Jennifer could face up to 15 years in prison for her son's murder of four students on Nov. 30, 2021 at Oxford High School. She is the first parent of a mass shooter to be charged and convicted in connection with their child's crime.
Attorney Lillian Diallo, who has been following the case, weighed in on what may have persuaded the jury's decision.
"It was the meeting. I don’t think they would have been charged but for the meeting right before that shooting happened," Diallo said. "At that point, you’re in the best position as the parent in the room, you know he has access to a gun because you gifted it to him."
Diallo is referring to Jennifer and James Crumbley's 11-minute meeting with the school counselor the morning of the school shooting.

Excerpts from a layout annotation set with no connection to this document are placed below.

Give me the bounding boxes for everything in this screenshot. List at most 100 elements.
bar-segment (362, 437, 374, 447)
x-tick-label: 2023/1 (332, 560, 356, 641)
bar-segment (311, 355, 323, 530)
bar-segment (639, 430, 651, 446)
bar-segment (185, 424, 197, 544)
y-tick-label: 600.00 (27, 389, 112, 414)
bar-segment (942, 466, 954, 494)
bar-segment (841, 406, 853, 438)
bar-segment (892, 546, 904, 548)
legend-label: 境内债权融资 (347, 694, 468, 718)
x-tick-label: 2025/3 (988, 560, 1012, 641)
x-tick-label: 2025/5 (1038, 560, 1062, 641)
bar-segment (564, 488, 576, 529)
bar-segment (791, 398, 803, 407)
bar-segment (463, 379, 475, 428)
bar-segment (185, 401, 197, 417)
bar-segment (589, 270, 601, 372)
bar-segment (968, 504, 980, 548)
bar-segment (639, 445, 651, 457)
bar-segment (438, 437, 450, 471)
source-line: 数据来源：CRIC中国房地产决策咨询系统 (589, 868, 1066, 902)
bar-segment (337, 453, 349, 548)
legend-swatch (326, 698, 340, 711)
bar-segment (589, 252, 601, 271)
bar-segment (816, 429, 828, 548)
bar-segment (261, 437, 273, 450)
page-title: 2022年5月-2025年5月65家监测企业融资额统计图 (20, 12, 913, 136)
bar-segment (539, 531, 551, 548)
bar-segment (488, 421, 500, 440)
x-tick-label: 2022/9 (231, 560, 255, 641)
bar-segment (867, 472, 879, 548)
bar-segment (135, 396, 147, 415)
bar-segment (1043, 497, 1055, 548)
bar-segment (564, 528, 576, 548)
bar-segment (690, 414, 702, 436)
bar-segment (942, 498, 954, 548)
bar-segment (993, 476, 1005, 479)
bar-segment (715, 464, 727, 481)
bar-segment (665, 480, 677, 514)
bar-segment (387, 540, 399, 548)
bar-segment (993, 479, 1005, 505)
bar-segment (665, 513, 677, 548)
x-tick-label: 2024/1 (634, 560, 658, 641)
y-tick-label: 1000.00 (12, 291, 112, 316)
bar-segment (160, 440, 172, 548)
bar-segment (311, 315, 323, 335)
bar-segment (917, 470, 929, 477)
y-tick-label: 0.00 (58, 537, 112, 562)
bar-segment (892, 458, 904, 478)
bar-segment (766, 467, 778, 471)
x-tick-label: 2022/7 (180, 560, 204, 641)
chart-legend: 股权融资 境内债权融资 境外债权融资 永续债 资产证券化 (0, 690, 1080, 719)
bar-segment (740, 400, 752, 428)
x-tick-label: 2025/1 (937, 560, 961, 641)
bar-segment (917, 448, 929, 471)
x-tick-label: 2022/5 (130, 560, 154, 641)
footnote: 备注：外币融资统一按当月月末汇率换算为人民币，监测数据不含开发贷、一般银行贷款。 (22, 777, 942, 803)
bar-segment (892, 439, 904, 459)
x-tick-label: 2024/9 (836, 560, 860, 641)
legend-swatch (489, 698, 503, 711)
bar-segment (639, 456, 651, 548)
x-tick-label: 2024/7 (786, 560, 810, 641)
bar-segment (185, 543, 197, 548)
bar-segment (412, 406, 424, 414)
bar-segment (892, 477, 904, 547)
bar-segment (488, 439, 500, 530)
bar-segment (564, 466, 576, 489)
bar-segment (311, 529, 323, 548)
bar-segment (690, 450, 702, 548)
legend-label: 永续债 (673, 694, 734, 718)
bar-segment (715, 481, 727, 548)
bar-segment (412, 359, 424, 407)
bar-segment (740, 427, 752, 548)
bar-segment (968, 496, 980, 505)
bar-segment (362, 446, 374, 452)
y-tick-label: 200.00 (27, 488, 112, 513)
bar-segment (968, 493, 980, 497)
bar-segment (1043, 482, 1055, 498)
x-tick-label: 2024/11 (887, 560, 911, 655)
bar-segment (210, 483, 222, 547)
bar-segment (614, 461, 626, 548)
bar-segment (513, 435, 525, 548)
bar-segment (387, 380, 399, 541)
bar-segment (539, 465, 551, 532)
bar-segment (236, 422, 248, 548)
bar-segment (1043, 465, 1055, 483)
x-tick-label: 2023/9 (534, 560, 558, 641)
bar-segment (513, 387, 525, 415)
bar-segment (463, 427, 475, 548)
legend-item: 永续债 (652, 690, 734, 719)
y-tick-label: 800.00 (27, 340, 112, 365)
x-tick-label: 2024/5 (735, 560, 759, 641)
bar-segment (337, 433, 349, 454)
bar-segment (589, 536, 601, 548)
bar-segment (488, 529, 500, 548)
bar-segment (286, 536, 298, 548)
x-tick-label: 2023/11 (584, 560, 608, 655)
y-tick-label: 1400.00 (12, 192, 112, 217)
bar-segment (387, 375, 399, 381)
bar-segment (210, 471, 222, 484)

The parents were called to the school regarding their son's concerning drawings on assignments. The counselor told both James and Jennifer Crumbley that he wanted them to get their son help "today, if possible." They left him at school that day because they said they had work.

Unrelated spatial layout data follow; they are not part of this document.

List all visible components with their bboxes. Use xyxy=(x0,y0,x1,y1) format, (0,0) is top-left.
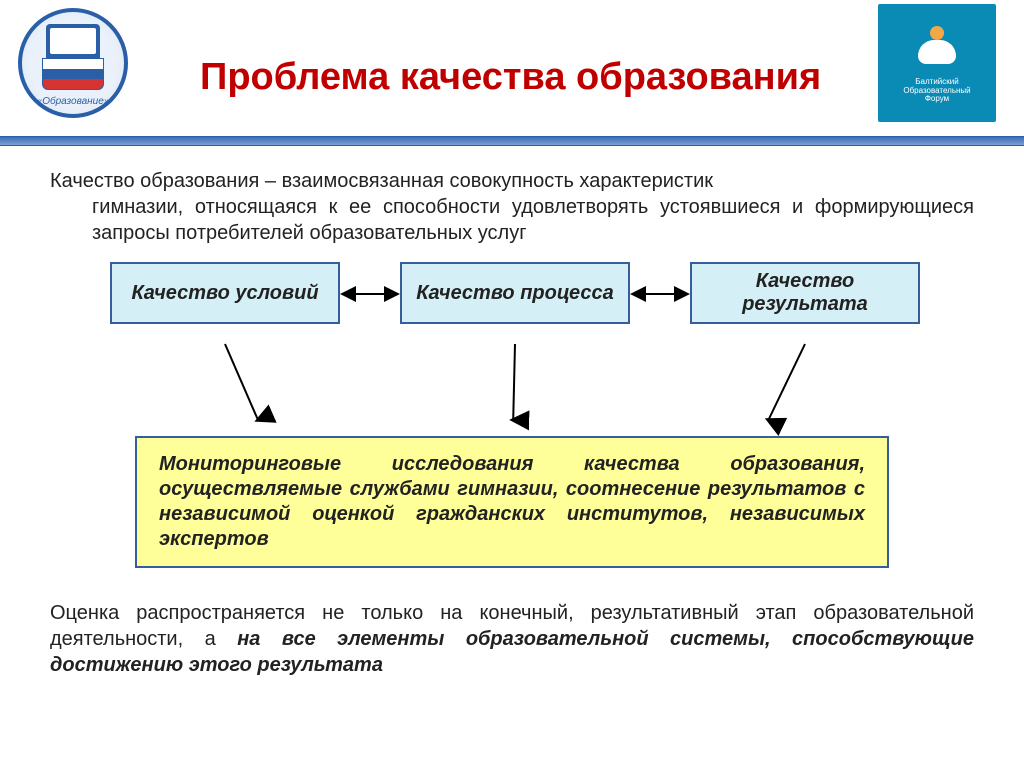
box-quality-result: Качество результата xyxy=(690,262,920,324)
arrows-down-svg xyxy=(50,344,974,436)
definition-rest: гимназии, относящаяся к ее способности у… xyxy=(50,194,974,246)
box-quality-process: Качество процесса xyxy=(400,262,630,324)
logo-right-line2: Образовательный xyxy=(903,86,970,95)
logo-baltic-forum: Балтийский Образовательный Форум xyxy=(878,4,996,122)
page-title: Проблема качества образования xyxy=(200,56,821,99)
horizontal-divider xyxy=(0,136,1024,146)
arrows-down-area xyxy=(50,344,974,436)
content-area: Качество образования – взаимосвязанная с… xyxy=(50,168,974,678)
definition-text: Качество образования – взаимосвязанная с… xyxy=(50,168,974,246)
double-arrow-2 xyxy=(630,286,690,302)
definition-first-line: Качество образования – взаимосвязанная с… xyxy=(50,170,713,192)
logo-right-line3: Форум xyxy=(925,94,949,103)
box-quality-conditions: Качество условий xyxy=(110,262,340,324)
header: «Образование» Проблема качества образова… xyxy=(0,0,1024,130)
logo-education-emblem: «Образование» xyxy=(18,8,128,118)
quality-boxes-row: Качество условий Качество процесса Качес… xyxy=(50,262,974,344)
double-arrow-1 xyxy=(340,286,400,302)
monitoring-box: Мониторинговые исследования качества обр… xyxy=(135,436,889,568)
conclusion-text: Оценка распространяется не только на кон… xyxy=(50,600,974,678)
logo-left-label: «Образование» xyxy=(18,96,128,107)
logo-right-line1: Балтийский xyxy=(915,77,958,86)
person-icon xyxy=(912,22,962,72)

When Jennifer took the stand, she said the counselor "told us that he didn't feel my son was a risk and actually gave him the option if he wanted to stay at school or go home… My son wanted to stay at school."

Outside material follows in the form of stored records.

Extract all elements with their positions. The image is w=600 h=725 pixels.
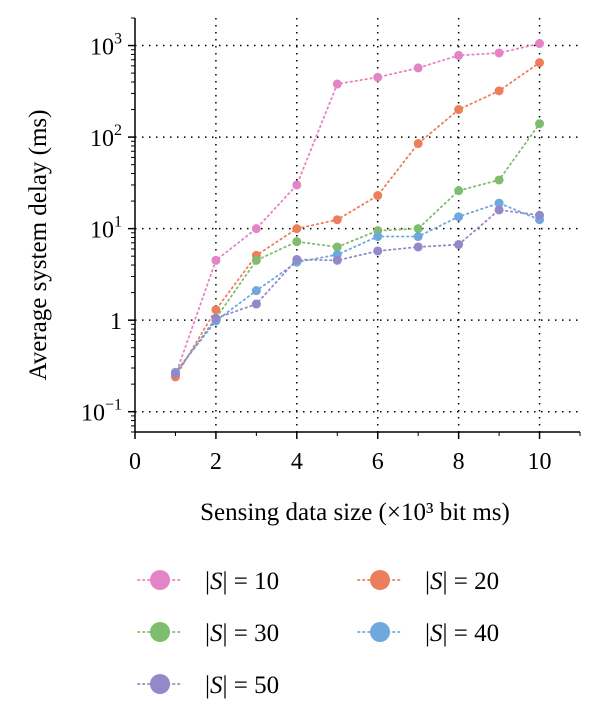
data-point — [373, 72, 383, 82]
legend-marker — [370, 622, 390, 642]
data-point — [454, 50, 464, 60]
y-axis-label: Average system delay (ms) — [25, 110, 52, 381]
legend-label: |S| = 30 — [205, 620, 279, 647]
data-point — [413, 63, 423, 73]
series-line-2 — [174, 61, 541, 378]
legend-label: |S| = 40 — [425, 620, 499, 647]
legend-marker — [150, 570, 170, 590]
data-point — [413, 242, 423, 252]
data-point — [211, 313, 221, 323]
series-layer — [170, 39, 545, 382]
legend-item-2: |S| = 20 — [357, 568, 499, 595]
data-point — [332, 215, 342, 225]
data-point — [373, 191, 383, 201]
y-tick-label-3: 102 — [90, 122, 122, 152]
legend-marker — [150, 622, 170, 642]
data-point — [292, 237, 302, 247]
data-point — [413, 139, 423, 149]
data-point — [454, 105, 464, 115]
data-point — [454, 240, 464, 250]
legend-item-3: |S| = 30 — [137, 620, 279, 647]
x-tick-label-0: 0 — [129, 449, 141, 475]
legend-item-5: |S| = 50 — [137, 672, 279, 699]
data-point — [373, 232, 383, 242]
data-point — [251, 255, 261, 265]
x-tick-label-4: 8 — [453, 449, 465, 475]
data-point — [454, 212, 464, 222]
data-point — [251, 286, 261, 296]
legend-item-4: |S| = 40 — [357, 620, 499, 647]
series-line-5 — [174, 208, 541, 375]
data-point — [494, 175, 504, 185]
y-tick-label-2: 101 — [90, 214, 122, 244]
data-point — [251, 224, 261, 234]
series-line-1 — [174, 42, 541, 377]
data-point — [332, 255, 342, 265]
data-point — [251, 299, 261, 309]
data-point — [494, 198, 504, 208]
series-line-3 — [174, 122, 541, 375]
x-tick-label-3: 6 — [372, 449, 384, 475]
data-point — [494, 86, 504, 96]
data-point — [535, 58, 545, 68]
data-point — [292, 224, 302, 234]
x-tick-label-5: 10 — [528, 449, 552, 475]
legend-label: |S| = 20 — [425, 568, 499, 595]
series-2 — [170, 58, 545, 382]
x-axis-label: Sensing data size (×10³ bit ms) — [200, 499, 510, 526]
data-point — [535, 210, 545, 220]
data-point — [170, 369, 180, 379]
series-3 — [170, 119, 545, 379]
data-point — [292, 180, 302, 190]
y-tick-label-1: 1 — [110, 309, 122, 335]
data-point — [292, 254, 302, 264]
legend-label: |S| = 50 — [205, 672, 279, 699]
legend-marker — [370, 570, 390, 590]
data-point — [535, 119, 545, 129]
data-point — [211, 305, 221, 315]
x-tick-label-2: 4 — [291, 449, 303, 475]
series-5 — [170, 205, 545, 379]
data-point — [211, 255, 221, 265]
data-point — [494, 48, 504, 58]
legend-label: |S| = 10 — [205, 568, 279, 595]
y-tick-label-0: 10−1 — [81, 397, 122, 427]
legend-item-1: |S| = 10 — [137, 568, 279, 595]
data-point — [535, 39, 545, 49]
data-point — [413, 232, 423, 242]
data-point — [494, 205, 504, 215]
data-point — [373, 246, 383, 256]
legend-marker — [150, 674, 170, 694]
legend: |S| = 10 |S| = 20 |S| = 30 |S| = 40 |S| = 50 — [137, 568, 499, 699]
series-1 — [170, 39, 545, 380]
data-point — [332, 242, 342, 252]
data-point — [413, 224, 423, 234]
axes-layer — [128, 17, 581, 439]
y-tick-label-4: 103 — [90, 31, 122, 61]
series-4 — [170, 198, 545, 377]
data-point — [454, 186, 464, 196]
series-line-4 — [174, 202, 541, 374]
data-point — [332, 79, 342, 89]
tick-label-layer: 0 2 4 6 8 10 10−1 1 101 102 103 — [81, 31, 552, 475]
x-tick-label-1: 2 — [210, 449, 222, 475]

Hours later, the shooter opened fire.
Diallo said Jennifer's verdict will set a precedent for future school shooting cases. And although Jennifer was found guilty, James is awaiting trial and may still be found innocent.
"I have more sympathy for him. I just felt he was in a space where he couldn’t even get himself up out of the bed," Diallo said. "He was doing the best he can, he’s door dashing, he might have had depression – or not. And I don’t know if he got that picture right before that meeting… that mom got on the email, because they said they sent it to mom."
James will take the stand in March during his own involuntary manslaughter trial. Here's when the trial is expected to start.
"Mr Crumbley sits in a more advantageous position to know what his direction may be," said Attorney Todd Perkins. "His waters wouldn't be as uncharted as… his wife’s."
Perkins said he expects Jennifer’s case will be appealed, potentially escalating to the level of federal court involvement.
When it comes to James' trial, Perkins thinks Tuesday's verdict will still have a major impact.
"The transcripts from this case are going to have to be produced. Can they be produced in enough time for Mr. Crumbley’s case to go forward?" Perkins said. Both the attorney representing James, and the prosecution, will need to "review" the transcripts.